Wir drehen! Nichts Ernstes! Jean-Paul Belmondo (Aubry Dullin) ist im Begriff zu laufen wie ein Verletzter.

 

So stellt sich der texanische Regisseur Richard Linklater die Dreharbeiten zur berühmten, ja mythisch gewordenen Sterbeszene von Außer Atem von 1959/60 vor. Der Entstehung dieses Klassikers des Autorenkinos widmet er mit seinem neuen Film Nouvelle Vague eine Chronik in der Art eines Schelmenromans und, in einem Akt der Anverwandlung, in Schwarzweiß und dem Bildformat 1.37:1, wie Außer Atem eben. Dessen Schöpfer Jean-Luc Godard (Guillaume Marbeck) und seine Mitstreiter lässt Linklater entgegen der Erwartung märtyrhafter Mühsal, die doch meist die Hevorbringung großer Kunst kennzeichnet, geradezu von einem Glücksmoment zum anderen wandeln. Das können sie, weil Linklater seinem Godard die unbeschränkte, erneuernde, kreative und vor allem sich ins Unbekannte wagende Kraft der Jugend zuerkennt. Es handelt es sich hierbei weniger um ein biologisches Alter als um eine Einstellung zur Welt, die es zu formen und zu verwandeln gilt, im starken Sinne Nietzsches – oder Picassos, von dem Tochter Paloma einmal sagte, er sei unter allen Menschen immer der jüngste gewesen.

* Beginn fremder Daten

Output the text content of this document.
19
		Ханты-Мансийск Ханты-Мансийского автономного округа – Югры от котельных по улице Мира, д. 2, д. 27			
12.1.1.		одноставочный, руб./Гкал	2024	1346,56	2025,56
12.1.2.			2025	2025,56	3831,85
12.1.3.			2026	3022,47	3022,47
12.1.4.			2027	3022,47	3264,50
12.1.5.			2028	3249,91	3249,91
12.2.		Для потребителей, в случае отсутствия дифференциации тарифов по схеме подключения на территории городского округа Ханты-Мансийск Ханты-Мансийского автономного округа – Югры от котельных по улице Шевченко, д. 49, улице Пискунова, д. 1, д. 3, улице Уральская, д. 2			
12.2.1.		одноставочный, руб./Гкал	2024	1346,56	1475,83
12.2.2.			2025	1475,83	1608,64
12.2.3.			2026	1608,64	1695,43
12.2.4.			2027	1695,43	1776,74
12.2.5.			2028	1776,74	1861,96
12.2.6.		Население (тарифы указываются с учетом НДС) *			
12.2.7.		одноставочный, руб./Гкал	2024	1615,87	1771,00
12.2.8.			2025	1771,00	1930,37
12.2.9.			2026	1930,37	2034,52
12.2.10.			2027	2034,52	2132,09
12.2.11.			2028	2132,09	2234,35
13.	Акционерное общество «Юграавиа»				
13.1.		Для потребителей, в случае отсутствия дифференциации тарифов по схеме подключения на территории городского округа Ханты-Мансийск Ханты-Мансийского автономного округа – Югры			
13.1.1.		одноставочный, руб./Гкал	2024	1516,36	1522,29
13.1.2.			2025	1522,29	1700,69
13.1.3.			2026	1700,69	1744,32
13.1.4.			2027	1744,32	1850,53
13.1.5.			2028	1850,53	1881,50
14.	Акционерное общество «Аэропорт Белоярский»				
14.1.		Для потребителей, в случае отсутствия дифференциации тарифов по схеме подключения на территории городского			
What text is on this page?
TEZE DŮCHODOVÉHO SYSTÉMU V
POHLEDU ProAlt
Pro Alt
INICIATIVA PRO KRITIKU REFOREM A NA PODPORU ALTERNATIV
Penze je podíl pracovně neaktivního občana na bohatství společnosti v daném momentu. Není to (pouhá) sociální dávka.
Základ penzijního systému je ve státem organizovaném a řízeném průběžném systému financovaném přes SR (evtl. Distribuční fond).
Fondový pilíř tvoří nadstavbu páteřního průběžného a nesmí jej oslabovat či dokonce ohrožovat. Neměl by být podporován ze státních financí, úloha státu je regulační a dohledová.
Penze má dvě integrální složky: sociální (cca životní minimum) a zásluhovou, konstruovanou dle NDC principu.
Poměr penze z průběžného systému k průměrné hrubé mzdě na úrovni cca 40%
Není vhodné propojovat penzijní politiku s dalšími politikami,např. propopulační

Davon ist Richard Linklaters Werk als Regisseur beseelt. Sehr offensichtlich ist das in School of Rock (2004) und insbesondere Boyhood (2014), subtiler in der Before-Filmreihe. Nouvelle Vague bildet die cinephile Film-im-Film-Variante von Richard Linklaters Jugend-Thematik. Darin ist nicht weniger als in den frühen Streifen Slacker (1991) und Dazed and Confused (1993) das anzutreffen, was David Thompson einmal „a nice faith in going nowhere“ genannt hat: Was dabei als nächstes kommt, weiß man nicht, nicht einmal, ob etwas kommt - man muss eben vertrauen oder gar glauben….

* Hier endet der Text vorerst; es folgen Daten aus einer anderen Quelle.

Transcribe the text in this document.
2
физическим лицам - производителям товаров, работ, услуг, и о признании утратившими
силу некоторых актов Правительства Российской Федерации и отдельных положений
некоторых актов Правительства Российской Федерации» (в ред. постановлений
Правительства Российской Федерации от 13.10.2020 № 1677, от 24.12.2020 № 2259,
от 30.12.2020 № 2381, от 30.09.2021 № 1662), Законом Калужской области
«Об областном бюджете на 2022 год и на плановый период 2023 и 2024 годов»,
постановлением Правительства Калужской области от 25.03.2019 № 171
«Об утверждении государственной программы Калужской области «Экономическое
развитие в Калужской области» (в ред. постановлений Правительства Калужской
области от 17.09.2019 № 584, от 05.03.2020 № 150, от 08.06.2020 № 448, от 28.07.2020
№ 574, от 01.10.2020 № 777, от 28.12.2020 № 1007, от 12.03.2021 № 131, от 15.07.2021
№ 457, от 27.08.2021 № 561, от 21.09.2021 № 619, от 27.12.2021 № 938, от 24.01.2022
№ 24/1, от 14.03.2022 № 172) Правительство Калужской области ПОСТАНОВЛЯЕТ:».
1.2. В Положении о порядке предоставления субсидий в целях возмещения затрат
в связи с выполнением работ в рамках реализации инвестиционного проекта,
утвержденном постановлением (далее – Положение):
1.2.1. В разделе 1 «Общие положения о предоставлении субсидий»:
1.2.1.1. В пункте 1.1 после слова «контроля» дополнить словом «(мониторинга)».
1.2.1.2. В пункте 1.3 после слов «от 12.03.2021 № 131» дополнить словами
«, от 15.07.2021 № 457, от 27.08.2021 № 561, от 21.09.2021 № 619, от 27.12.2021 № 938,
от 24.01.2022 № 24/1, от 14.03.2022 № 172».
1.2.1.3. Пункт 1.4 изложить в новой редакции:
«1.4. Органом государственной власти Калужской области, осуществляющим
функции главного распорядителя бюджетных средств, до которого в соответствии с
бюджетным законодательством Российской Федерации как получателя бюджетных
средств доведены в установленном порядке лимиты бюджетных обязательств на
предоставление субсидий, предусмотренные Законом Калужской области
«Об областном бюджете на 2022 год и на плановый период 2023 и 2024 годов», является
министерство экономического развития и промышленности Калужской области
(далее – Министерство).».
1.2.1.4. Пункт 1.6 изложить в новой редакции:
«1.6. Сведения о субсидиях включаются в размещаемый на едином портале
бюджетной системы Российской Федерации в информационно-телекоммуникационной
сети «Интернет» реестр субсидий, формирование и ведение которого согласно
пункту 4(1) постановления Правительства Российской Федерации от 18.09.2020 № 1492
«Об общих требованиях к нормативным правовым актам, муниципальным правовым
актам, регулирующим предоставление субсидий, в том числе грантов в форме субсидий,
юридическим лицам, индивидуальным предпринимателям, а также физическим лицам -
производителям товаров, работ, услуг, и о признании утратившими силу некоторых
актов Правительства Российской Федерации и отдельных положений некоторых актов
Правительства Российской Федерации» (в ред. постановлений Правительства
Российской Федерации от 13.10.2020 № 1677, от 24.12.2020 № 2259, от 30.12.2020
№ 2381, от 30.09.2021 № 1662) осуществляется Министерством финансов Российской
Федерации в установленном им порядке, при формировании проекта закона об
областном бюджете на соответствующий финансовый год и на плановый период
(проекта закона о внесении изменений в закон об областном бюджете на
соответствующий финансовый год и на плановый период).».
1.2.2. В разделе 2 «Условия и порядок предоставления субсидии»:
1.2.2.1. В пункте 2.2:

Augenzwinkernd beginnt Linklater damit, dass Godard eben diesen Glauben scheinbar nicht besitzt. Als Regisseur – bisher nur von Kurzfilmen -  wähnt er  sich uneinholbar überflügelt von seinen Kollegen Claude Chabrol (Antoine Besson) und Francois Truffaut (Adrien Rouyard), insbesondere, als letzterer bei den Filmfestspielen von Cannes 1959 für Sie küssten und sie schlugen ihn den großen Preis für die beste Regie erhält. Zwei Jahre  älter als Truffaut, meint er schon zu betagt zu sein, um auch einen der abendfüllenden, revultionären jungen Filme zu drehen, eben diejenigen der titelgebenden ‚Nouvelle Vague‘, die er als Redakteur der Cahiers du cinéma gegen die verstaubt erscheinende französische Filmtradition in Stellung bringt. Aber schon bei der entscheidenden Besprechung mit dem Produzenten Georges de Beauregard (Bruno Dreyfürst), an den Strand von Cannes verlegt, ist Linklaters Godard als Verführer in seinem Element, der mit Bluff und Hochgebildetenhabitus Menschen dazu bringt, Dinge zu tun, die sie eigentlich gar nicht wollen. Linklater inszeniert die Begegnung dynamisch im Modus des walk and talk, des Flanierens und Parlierens, das sich durch sein gesamtes Schaffen zieht und das er sich am  „Wunder“ (Linklater) Außer Atem abgeschaut haben dürfte. Das amerikanisch-französische Vierergespann der Drehbautoren von Nouvelle Vague, gebildet aus Holly Gent und Vince Palmo, Michéle Halberstadt und Laetitia Masson, liefert eine erste Kostprobe des Bonmot-Gewitters, der Schlagfertigkeit und der Sophistication, welche die Bilder von Nouvelle Vague weit in den Schatten stellen. Linklater übernimmt überwiegend das Image von Godard, das dieser – nach seinem Biographen Antoine de Baecque - von sich zu entwerfen wusste: genialer Kreativer, melancholisch und paradoxal, literarischer und romantischer Tradition entsprungen, aber sensibel für Moden und Resonanzen der Gegenwart.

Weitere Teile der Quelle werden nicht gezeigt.